Twitter has hired Google Executive Matt Derella as its new director of agency business development.
Derella confirmed on his Twitter account, writing: “Thrilled to join the Flock today! Excited to collaborate with innovative agencies to build world-class partnerships.” Derella's move was first reported by AdAge Monday.
Derella was Google’s agency relations chief, and he handled the search engine’s relationship with Publicis, the world’s third largest holding companies by revenue. At Twitter, Derella will be responsible for establishing relationships at other ad holding companies.
He will be based out of New York and will report to Joel Lunenfeld, Twitter’s VP of global brand strategies, and former CEO of the digital agency Moxie Interactive.
"Twitter understands that agencies are going to be a really important part of the Twitter advertising ecosystem, and they understand that we need to invest in our agency partners," Derella told AdAge.
"If there are agencies out there who are unsure about Twitter, part of my job will be to understand what those concerns are and hopefully bring out some facts and some case studies and some examples for why we believe it's an amazing platform for brands to connect with consumers.”
When VatorNews asked Twitter for comment on the hiring, they simply redirected us to this Tweet.
A whole lot of poaching going on
Derella is not the first person that Twitter has lured over from Twitter this year.
With all the employee poaching going on, let's take a look at twwo companies that have gone on opposite trajectories in terms of being able to lure away employees from other companies: Google and Zynga.

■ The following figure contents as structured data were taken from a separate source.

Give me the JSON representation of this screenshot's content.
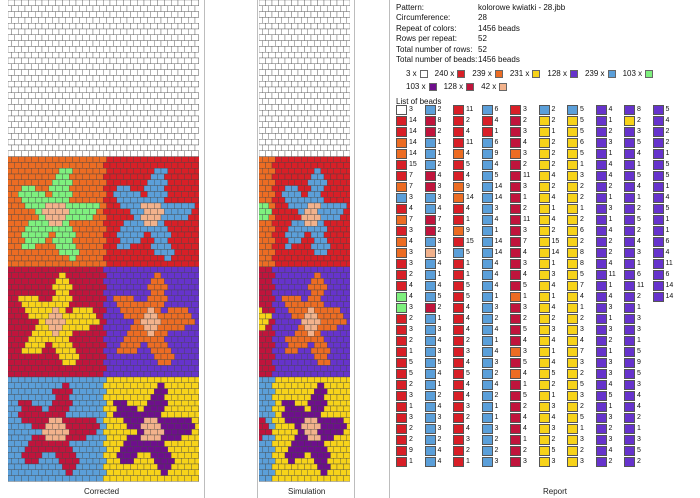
{
  "palette": {
    "1": "#ffffff",
    "2": "#d81f27",
    "3": "#ec6c23",
    "4": "#f7d31a",
    "5": "#6633cc",
    "6": "#5b9fd9",
    "7": "#7ef07e",
    "8": "#c0143c",
    "9": "#f2b28c",
    "10": "#ffffff"
  },
  "info": [
    {
      "label": "Pattern:",
      "value": "kolorowe kwiatki - 28.jbb"
    },
    {
      "label": "Circumference:",
      "value": "28"
    },
    {
      "label": "Repeat of colors:",
      "value": "1456 beads"
    },
    {
      "label": "Rows per repeat:",
      "value": "52"
    },
    {
      "label": "Total number of rows:",
      "value": "52"
    },
    {
      "label": "Total number of beads:",
      "value": "1456 beads"
    }
  ],
  "legend_row1": [
    {
      "count": "3 x",
      "color": "#ffffff"
    },
    {
      "count": "240 x",
      "color": "#d81f27"
    },
    {
      "count": "239 x",
      "color": "#ec6c23"
    },
    {
      "count": "231 x",
      "color": "#f7d31a"
    },
    {
      "count": "128 x",
      "color": "#6633cc"
    },
    {
      "count": "239 x",
      "color": "#5b9fd9"
    },
    {
      "count": "103 x",
      "color": "#7ef07e"
    }
  ],
  "legend_row2": [
    {
      "count": "103 x",
      "color": "#6e0f8c"
    },
    {
      "count": "128 x",
      "color": "#c0143c"
    },
    {
      "count": "42 x",
      "color": "#f2b28c"
    }
  ],
  "list_title": "List of beads",
  "bead_columns": [
    [
      [
        1,
        3
      ],
      [
        2,
        14
      ],
      [
        2,
        14
      ],
      [
        3,
        14
      ],
      [
        3,
        14
      ],
      [
        2,
        15
      ],
      [
        2,
        7
      ],
      [
        3,
        7
      ],
      [
        6,
        3
      ],
      [
        2,
        4
      ],
      [
        3,
        7
      ],
      [
        2,
        3
      ],
      [
        3,
        4
      ],
      [
        3,
        3
      ],
      [
        2,
        3
      ],
      [
        2,
        2
      ],
      [
        2,
        4
      ],
      [
        7,
        4
      ],
      [
        7,
        3
      ],
      [
        2,
        2
      ],
      [
        2,
        3
      ],
      [
        2,
        2
      ],
      [
        2,
        1
      ],
      [
        2,
        5
      ],
      [
        2,
        5
      ],
      [
        2,
        2
      ],
      [
        2,
        3
      ],
      [
        2,
        1
      ],
      [
        2,
        3
      ],
      [
        2,
        2
      ],
      [
        2,
        2
      ],
      [
        2,
        9
      ],
      [
        2,
        1
      ]
    ],
    [
      [
        6,
        2
      ],
      [
        8,
        8
      ],
      [
        8,
        2
      ],
      [
        6,
        1
      ],
      [
        6,
        1
      ],
      [
        6,
        2
      ],
      [
        8,
        4
      ],
      [
        8,
        3
      ],
      [
        6,
        3
      ],
      [
        6,
        4
      ],
      [
        8,
        7
      ],
      [
        8,
        2
      ],
      [
        6,
        3
      ],
      [
        9,
        5
      ],
      [
        6,
        4
      ],
      [
        6,
        1
      ],
      [
        6,
        4
      ],
      [
        6,
        5
      ],
      [
        8,
        2
      ],
      [
        6,
        1
      ],
      [
        6,
        3
      ],
      [
        6,
        4
      ],
      [
        6,
        3
      ],
      [
        6,
        5
      ],
      [
        6,
        4
      ],
      [
        6,
        1
      ],
      [
        6,
        2
      ],
      [
        6,
        4
      ],
      [
        6,
        3
      ],
      [
        6,
        3
      ],
      [
        6,
        2
      ],
      [
        6,
        4
      ],
      [
        6,
        4
      ]
    ],
    [
      [
        2,
        11
      ],
      [
        2,
        2
      ],
      [
        2,
        4
      ],
      [
        2,
        11
      ],
      [
        3,
        4
      ],
      [
        2,
        5
      ],
      [
        2,
        4
      ],
      [
        3,
        9
      ],
      [
        3,
        14
      ],
      [
        2,
        4
      ],
      [
        2,
        1
      ],
      [
        3,
        9
      ],
      [
        2,
        15
      ],
      [
        6,
        5
      ],
      [
        2,
        1
      ],
      [
        2,
        1
      ],
      [
        2,
        5
      ],
      [
        2,
        5
      ],
      [
        2,
        4
      ],
      [
        2,
        4
      ],
      [
        2,
        4
      ],
      [
        2,
        2
      ],
      [
        2,
        3
      ],
      [
        2,
        4
      ],
      [
        2,
        5
      ],
      [
        2,
        4
      ],
      [
        2,
        4
      ],
      [
        2,
        3
      ],
      [
        2,
        2
      ],
      [
        2,
        4
      ],
      [
        2,
        3
      ],
      [
        2,
        2
      ],
      [
        2,
        1
      ]
    ],
    [
      [
        6,
        6
      ],
      [
        2,
        4
      ],
      [
        2,
        1
      ],
      [
        6,
        6
      ],
      [
        6,
        9
      ],
      [
        6,
        4
      ],
      [
        6,
        5
      ],
      [
        6,
        14
      ],
      [
        6,
        14
      ],
      [
        6,
        3
      ],
      [
        6,
        4
      ],
      [
        6,
        1
      ],
      [
        6,
        14
      ],
      [
        6,
        14
      ],
      [
        6,
        4
      ],
      [
        6,
        4
      ],
      [
        6,
        4
      ],
      [
        6,
        1
      ],
      [
        6,
        3
      ],
      [
        6,
        2
      ],
      [
        6,
        4
      ],
      [
        6,
        1
      ],
      [
        6,
        4
      ],
      [
        6,
        3
      ],
      [
        6,
        2
      ],
      [
        6,
        4
      ],
      [
        6,
        2
      ],
      [
        6,
        1
      ],
      [
        6,
        1
      ],
      [
        6,
        3
      ],
      [
        6,
        2
      ],
      [
        6,
        2
      ],
      [
        6,
        3
      ]
    ],
    [
      [
        2,
        3
      ],
      [
        8,
        2
      ],
      [
        8,
        3
      ],
      [
        8,
        4
      ],
      [
        3,
        3
      ],
      [
        8,
        2
      ],
      [
        8,
        11
      ],
      [
        8,
        3
      ],
      [
        8,
        1
      ],
      [
        8,
        2
      ],
      [
        8,
        11
      ],
      [
        8,
        3
      ],
      [
        8,
        7
      ],
      [
        8,
        4
      ],
      [
        8,
        3
      ],
      [
        8,
        4
      ],
      [
        8,
        5
      ],
      [
        3,
        1
      ],
      [
        8,
        3
      ],
      [
        8,
        2
      ],
      [
        8,
        5
      ],
      [
        8,
        4
      ],
      [
        3,
        3
      ],
      [
        8,
        5
      ],
      [
        3,
        4
      ],
      [
        8,
        1
      ],
      [
        8,
        5
      ],
      [
        8,
        2
      ],
      [
        8,
        4
      ],
      [
        8,
        4
      ],
      [
        8,
        1
      ],
      [
        8,
        2
      ],
      [
        8,
        3
      ]
    ],
    [
      [
        6,
        2
      ],
      [
        4,
        2
      ],
      [
        4,
        1
      ],
      [
        4,
        2
      ],
      [
        4,
        2
      ],
      [
        4,
        2
      ],
      [
        4,
        4
      ],
      [
        4,
        2
      ],
      [
        4,
        4
      ],
      [
        4,
        1
      ],
      [
        4,
        4
      ],
      [
        4,
        2
      ],
      [
        4,
        15
      ],
      [
        4,
        14
      ],
      [
        4,
        1
      ],
      [
        4,
        3
      ],
      [
        4,
        4
      ],
      [
        4,
        1
      ],
      [
        4,
        4
      ],
      [
        4,
        2
      ],
      [
        4,
        3
      ],
      [
        4,
        4
      ],
      [
        4,
        1
      ],
      [
        4,
        4
      ],
      [
        4,
        5
      ],
      [
        4,
        2
      ],
      [
        4,
        1
      ],
      [
        4,
        3
      ],
      [
        4,
        4
      ],
      [
        4,
        3
      ],
      [
        4,
        2
      ],
      [
        4,
        5
      ],
      [
        4,
        3
      ]
    ],
    [
      [
        6,
        5
      ],
      [
        4,
        5
      ],
      [
        4,
        5
      ],
      [
        4,
        6
      ],
      [
        4,
        5
      ],
      [
        4,
        1
      ],
      [
        4,
        3
      ],
      [
        4,
        2
      ],
      [
        4,
        2
      ],
      [
        4,
        1
      ],
      [
        4,
        2
      ],
      [
        4,
        6
      ],
      [
        4,
        2
      ],
      [
        4,
        8
      ],
      [
        4,
        8
      ],
      [
        4,
        5
      ],
      [
        4,
        7
      ],
      [
        4,
        4
      ],
      [
        4,
        1
      ],
      [
        4,
        2
      ],
      [
        4,
        3
      ],
      [
        4,
        4
      ],
      [
        4,
        7
      ],
      [
        4,
        3
      ],
      [
        4,
        2
      ],
      [
        4,
        5
      ],
      [
        4,
        3
      ],
      [
        4,
        2
      ],
      [
        4,
        5
      ],
      [
        4,
        1
      ],
      [
        4,
        3
      ],
      [
        4,
        2
      ],
      [
        4,
        3
      ]
    ],
    [
      [
        5,
        4
      ],
      [
        5,
        1
      ],
      [
        5,
        2
      ],
      [
        5,
        3
      ],
      [
        5,
        1
      ],
      [
        5,
        4
      ],
      [
        5,
        4
      ],
      [
        5,
        2
      ],
      [
        5,
        1
      ],
      [
        5,
        3
      ],
      [
        5,
        1
      ],
      [
        5,
        4
      ],
      [
        5,
        2
      ],
      [
        5,
        2
      ],
      [
        5,
        4
      ],
      [
        5,
        11
      ],
      [
        5,
        1
      ],
      [
        5,
        4
      ],
      [
        5,
        3
      ],
      [
        5,
        1
      ],
      [
        5,
        3
      ],
      [
        5,
        2
      ],
      [
        5,
        1
      ],
      [
        5,
        3
      ],
      [
        5,
        3
      ],
      [
        5,
        4
      ],
      [
        5,
        5
      ],
      [
        5,
        1
      ],
      [
        5,
        3
      ],
      [
        5,
        2
      ],
      [
        5,
        3
      ],
      [
        5,
        4
      ],
      [
        5,
        2
      ]
    ],
    [
      [
        5,
        8
      ],
      [
        4,
        2
      ],
      [
        5,
        3
      ],
      [
        5,
        5
      ],
      [
        5,
        4
      ],
      [
        5,
        1
      ],
      [
        5,
        5
      ],
      [
        5,
        4
      ],
      [
        5,
        1
      ],
      [
        5,
        2
      ],
      [
        5,
        5
      ],
      [
        5,
        2
      ],
      [
        5,
        4
      ],
      [
        5,
        3
      ],
      [
        5,
        1
      ],
      [
        5,
        6
      ],
      [
        5,
        11
      ],
      [
        5,
        2
      ],
      [
        5,
        1
      ],
      [
        5,
        3
      ],
      [
        5,
        3
      ],
      [
        5,
        1
      ],
      [
        5,
        5
      ],
      [
        5,
        9
      ],
      [
        5,
        5
      ],
      [
        5,
        3
      ],
      [
        5,
        4
      ],
      [
        5,
        4
      ],
      [
        5,
        2
      ],
      [
        5,
        1
      ],
      [
        5,
        3
      ],
      [
        5,
        5
      ],
      [
        5,
        2
      ]
    ],
    [
      [
        5,
        5
      ],
      [
        5,
        4
      ],
      [
        5,
        2
      ],
      [
        5,
        2
      ],
      [
        5,
        1
      ],
      [
        5,
        5
      ],
      [
        5,
        5
      ],
      [
        5,
        1
      ],
      [
        5,
        4
      ],
      [
        5,
        5
      ],
      [
        5,
        1
      ],
      [
        5,
        1
      ],
      [
        5,
        6
      ],
      [
        5,
        4
      ],
      [
        5,
        11
      ],
      [
        5,
        6
      ],
      [
        5,
        14
      ],
      [
        5,
        14
      ]
    ]
  ],
  "captions": {
    "corrected": "Corrected",
    "simulation": "Simulation",
    "report": "Report"
  }
}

Since becoming CEO of Yahoo in June, Marissa Mayer has been hiring likes its nobody’s business, and a number of her new employees have come from Google, where Mayer was the first female engineer.
Mayer brought in former Google product marketing manager Andrew Schulte to be her new chief of staff. Mayer also hired Anne Espiritu, who ran consumer technology PR for Google, to handle corporate communications. Just last week she lured away Henrique de Castro, vice president of Google's Worldwide Partner Business Solutions group, to be her new chief operating officer.
In August, Mayer hired Kathy Savitt, the founder and CEO of social commerce website Lockerz , as the new CMO at Yahoo.
It was also rumored in August that Mayer was attempted to woo Katie Jacobs Stanton, Twitter’s VP of international strategy, for an unspecified position at Yahoo.
On the other end of the spectrum has been Zynga, who has been hemorrhaging employees the last few months, as its outlook sinks.
Laurence “Lo” Toney, general manager of Zynga Poker, chief security officer Nils Puhlmann, chief revenue officer of Omgpop Wilson Kriegel, Chief Operating Officer John Schappert and Chief Creative Officer Mike Verdu have all left the company, though it is unclear where they went to work.
One of the people who we know left the company for another job was Alan Patmore, general manager of CityVille, who left to work at Kixeye.
Patmore was recently sued by Zynga for allegedly stealing files which included internal assessments of Zynga games, over 10,000 design documents, information concerning revenue and employee compensation, and 14 months of confidental communications regarding product reviews, business strategies, acquisition targets, market analysis, key hires, sales projections and financial estimates.
The relationship between Zynga and Kixeye seems to go beyond just business. Not only has Kixeye made videos that trashed Zynga, the company has also lashed out in response to the lawsuit.
When asked about the lawsuit against Patmore, Kixeye CEO Will Harbin said, in part, "“Zynga is burning to the ground and bleeding top talent and instead of trying to fix the problems — better work environment and better products — they are resorting to the only profit center that has ever really worked for them: their legal department. It is simply another case of Zynga vindictively persecuting a former employee as an individual. Given their financial situation it all feels pretty desperate."
Just a reminder that sometimes when an employee leaves, it actually is personal.